In this paper we treat both forms of probabilistic inference, estimating marginal probabilities of the joint distribution and finding the most probable assignment, through a unified message-passing algorithm architecture. We generalize the Belief Propagation (BP) algorithms of sum-product and max-product and tree-rewaighted (TRW) sum and max product algorithms (TRBP) and introduce a new set of convergent algorithms based on "convex-free-energy" and Linear-Programming (LP) relaxation as a zero-temprature of a convex-free-energy. The main idea of this work arises from taking a general perspective on the existing BP and TRBP algorithms while observing that they all are reductions from the basic optimization formula of $f + \sumi hi$ where the function $f$ is an extended-valued, strictly convex but non-smooth and the functions $hi$ are extended-valued functions (not necessarily convex). We use tools from convex duality to present the "primal-dual ascent" algorithm which is an extension of the Bregman successive projection scheme and is designed to handle optimization of the general type $f + \sumi h_i$. Mapping the fractional-free-energy variational principle to this framework introduces the "norm-product" message-passing.

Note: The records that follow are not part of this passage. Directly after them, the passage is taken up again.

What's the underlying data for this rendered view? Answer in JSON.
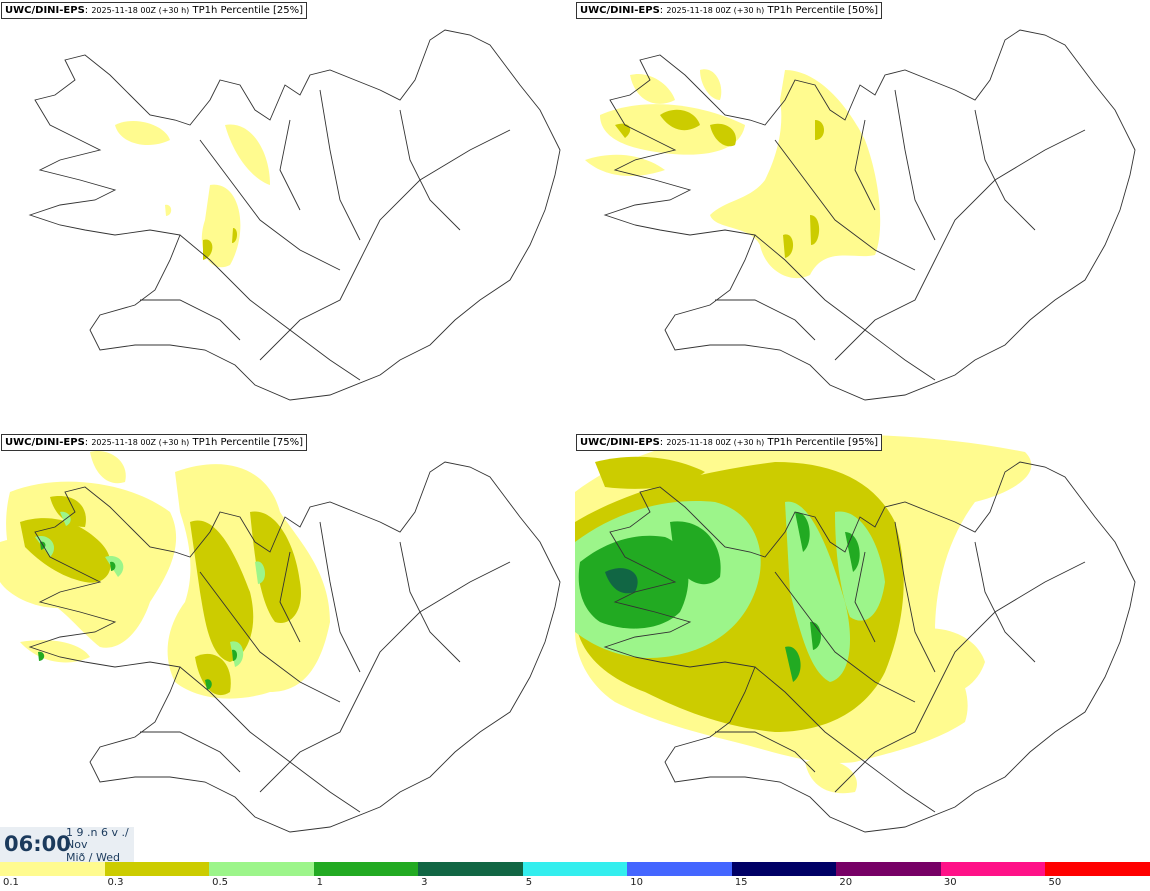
{
  "panels": [
    {
      "source": "UWC/DINI-EPS",
      "run": "2025-11-18 00Z (+30 h)",
      "field": "TP1h Percentile [25%]"
    },
    {
      "source": "UWC/DINI-EPS",
      "run": "2025-11-18 00Z (+30 h)",
      "field": "TP1h Percentile [50%]"
    },
    {
      "source": "UWC/DINI-EPS",
      "run": "2025-11-18 00Z (+30 h)",
      "field": "TP1h Percentile [75%]"
    },
    {
      "source": "UWC/DINI-EPS",
      "run": "2025-11-18 00Z (+30 h)",
      "field": "TP1h Percentile [95%]"
    }
  ],
  "time": {
    "clock": "06:00",
    "line1": "1 9 .n 6 v ./",
    "line2": "Nov",
    "line3": "Mið / Wed"
  },
  "legend": {
    "colors": [
      "#fffb8f",
      "#cccc00",
      "#9cf58a",
      "#22aa22",
      "#116644",
      "#33eeee",
      "#4466ff",
      "#000066",
      "#770066",
      "#ff1188",
      "#ff0000"
    ],
    "labels": [
      "0.1",
      "0.3",
      "0.5",
      "1",
      "3",
      "5",
      "10",
      "15",
      "20",
      "30",
      "50"
    ]
  },
  "map": {
    "region": "Iceland"
  }
}
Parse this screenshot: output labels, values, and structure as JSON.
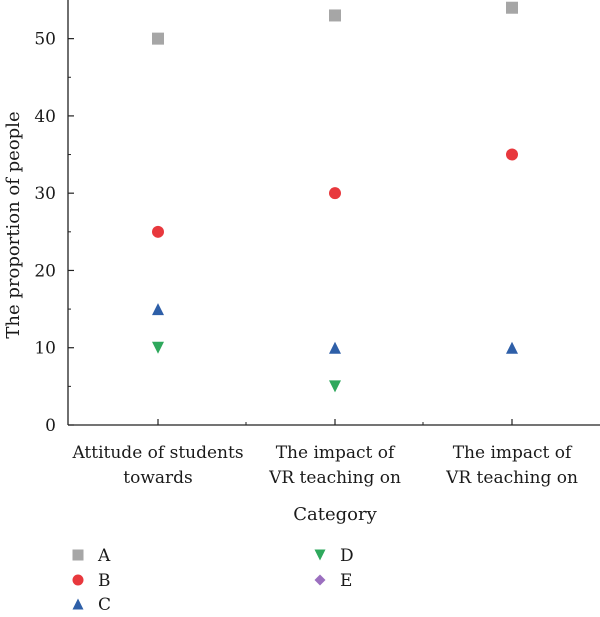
{
  "chart_data": {
    "type": "scatter",
    "title": "",
    "xlabel": "Category",
    "ylabel": "The proportion of people",
    "ylim": [
      0,
      55
    ],
    "yticks": [
      0,
      10,
      20,
      30,
      40,
      50
    ],
    "grid": false,
    "legend_position": "bottom",
    "categories": [
      [
        "Attitude of students",
        "towards"
      ],
      [
        "The impact of",
        "VR teaching on"
      ],
      [
        "The impact of",
        "VR teaching on"
      ]
    ],
    "series": [
      {
        "name": "A",
        "marker": "square",
        "color": "#a6a6a6",
        "values": [
          50,
          53,
          54
        ]
      },
      {
        "name": "B",
        "marker": "circle",
        "color": "#e8383d",
        "values": [
          25,
          30,
          35
        ]
      },
      {
        "name": "C",
        "marker": "triangle-up",
        "color": "#2e5fa8",
        "values": [
          15,
          10,
          10
        ]
      },
      {
        "name": "D",
        "marker": "triangle-down",
        "color": "#2ea85c",
        "values": [
          10,
          5,
          null
        ]
      },
      {
        "name": "E",
        "marker": "diamond",
        "color": "#9b6fbf",
        "values": [
          null,
          null,
          null
        ]
      }
    ]
  }
}
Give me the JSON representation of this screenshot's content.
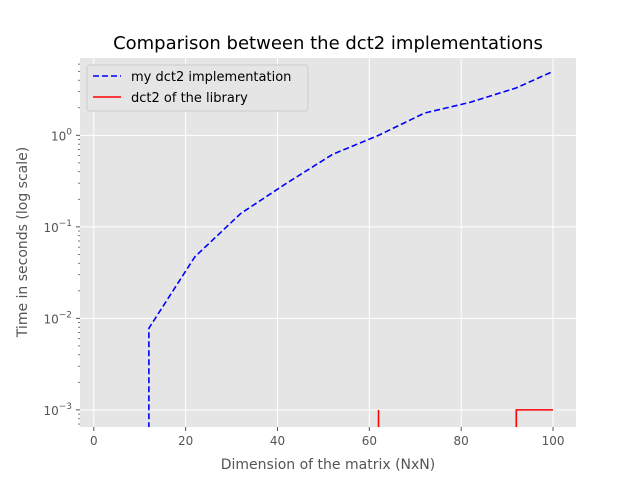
{
  "chart_data": {
    "type": "line",
    "title": "Comparison between the dct2 implementations",
    "xlabel": "Dimension of the matrix (NxN)",
    "ylabel": "Time in seconds (log scale)",
    "x_ticks": [
      "0",
      "20",
      "40",
      "60",
      "80",
      "100"
    ],
    "y_ticks": [
      {
        "base": "10",
        "exp": "0",
        "value": 1
      },
      {
        "base": "10",
        "exp": "−1",
        "value": 0.1
      },
      {
        "base": "10",
        "exp": "−2",
        "value": 0.01
      },
      {
        "base": "10",
        "exp": "−3",
        "value": 0.001
      }
    ],
    "xlim": [
      -3,
      105
    ],
    "ylim": [
      0.00065,
      7
    ],
    "y_scale": "log",
    "grid": true,
    "legend_position": "top-left",
    "series": [
      {
        "name": "my dct2 implementation",
        "color": "#0000ff",
        "style": "dashed",
        "points": [
          [
            12,
            0.0004
          ],
          [
            12,
            0.0078
          ],
          [
            22,
            0.047
          ],
          [
            32,
            0.14
          ],
          [
            42,
            0.3
          ],
          [
            52,
            0.62
          ],
          [
            62,
            1.0
          ],
          [
            72,
            1.75
          ],
          [
            82,
            2.3
          ],
          [
            92,
            3.3
          ],
          [
            100,
            5.0
          ]
        ]
      },
      {
        "name": "dct2 of the library",
        "color": "#ff0000",
        "style": "solid",
        "segments": [
          [
            [
              62,
              0.0004
            ],
            [
              62,
              0.001
            ]
          ],
          [
            [
              92,
              0.0004
            ],
            [
              92,
              0.001
            ],
            [
              100,
              0.001
            ]
          ]
        ]
      }
    ]
  }
}
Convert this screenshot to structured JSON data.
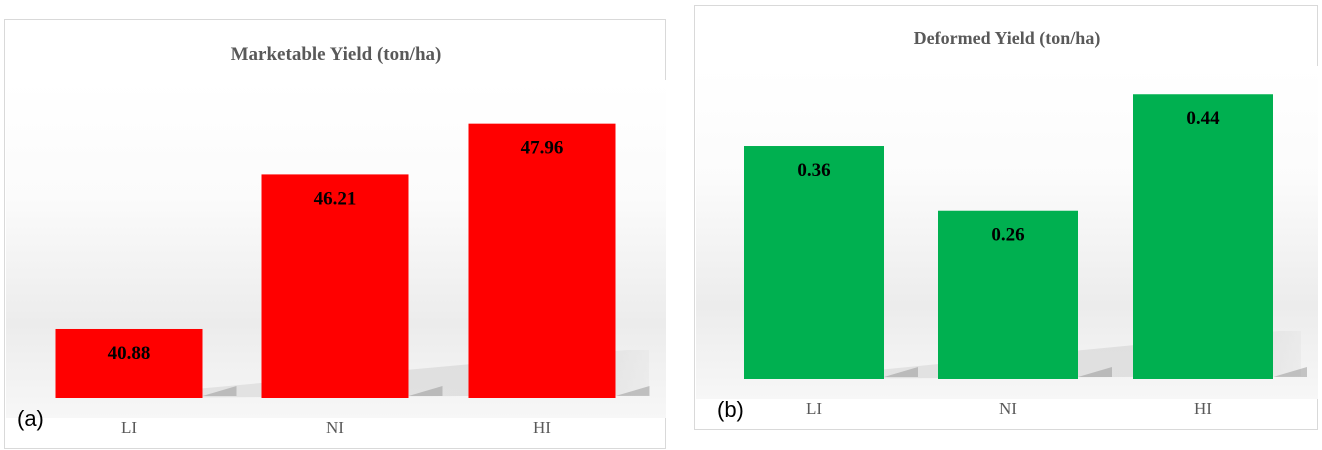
{
  "chart_data": [
    {
      "type": "bar",
      "panel_label": "(a)",
      "title": "Marketable Yield (ton/ha)",
      "categories": [
        "LI",
        "NI",
        "HI"
      ],
      "values": [
        40.88,
        46.21,
        47.96
      ],
      "data_labels": [
        "40.88",
        "46.21",
        "47.96"
      ],
      "bar_color": "#ff0000",
      "ylim": [
        38.5,
        50.5
      ],
      "grid": false,
      "legend": "none"
    },
    {
      "type": "bar",
      "panel_label": "(b)",
      "title": "Deformed Yield (ton/ha)",
      "categories": [
        "LI",
        "NI",
        "HI"
      ],
      "values": [
        0.36,
        0.26,
        0.44
      ],
      "data_labels": [
        "0.36",
        "0.26",
        "0.44"
      ],
      "bar_color": "#00b050",
      "ylim": [
        0.0,
        0.53
      ],
      "grid": false,
      "legend": "none"
    }
  ]
}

Special cases include sum-product and max-product (BP algorithms) and the TRBP algorithms. When the fractional-free-energy is set to be convex (convex-free-energy) the norm-product is globally convergent for estimating of marginal probabilities and for approximating the LP-relaxation. We also introduce another branch of the norm-product, the "convex-max-product". The convex-max-product is convergent (unlike max-product) and aims at solving the LP-relaxation.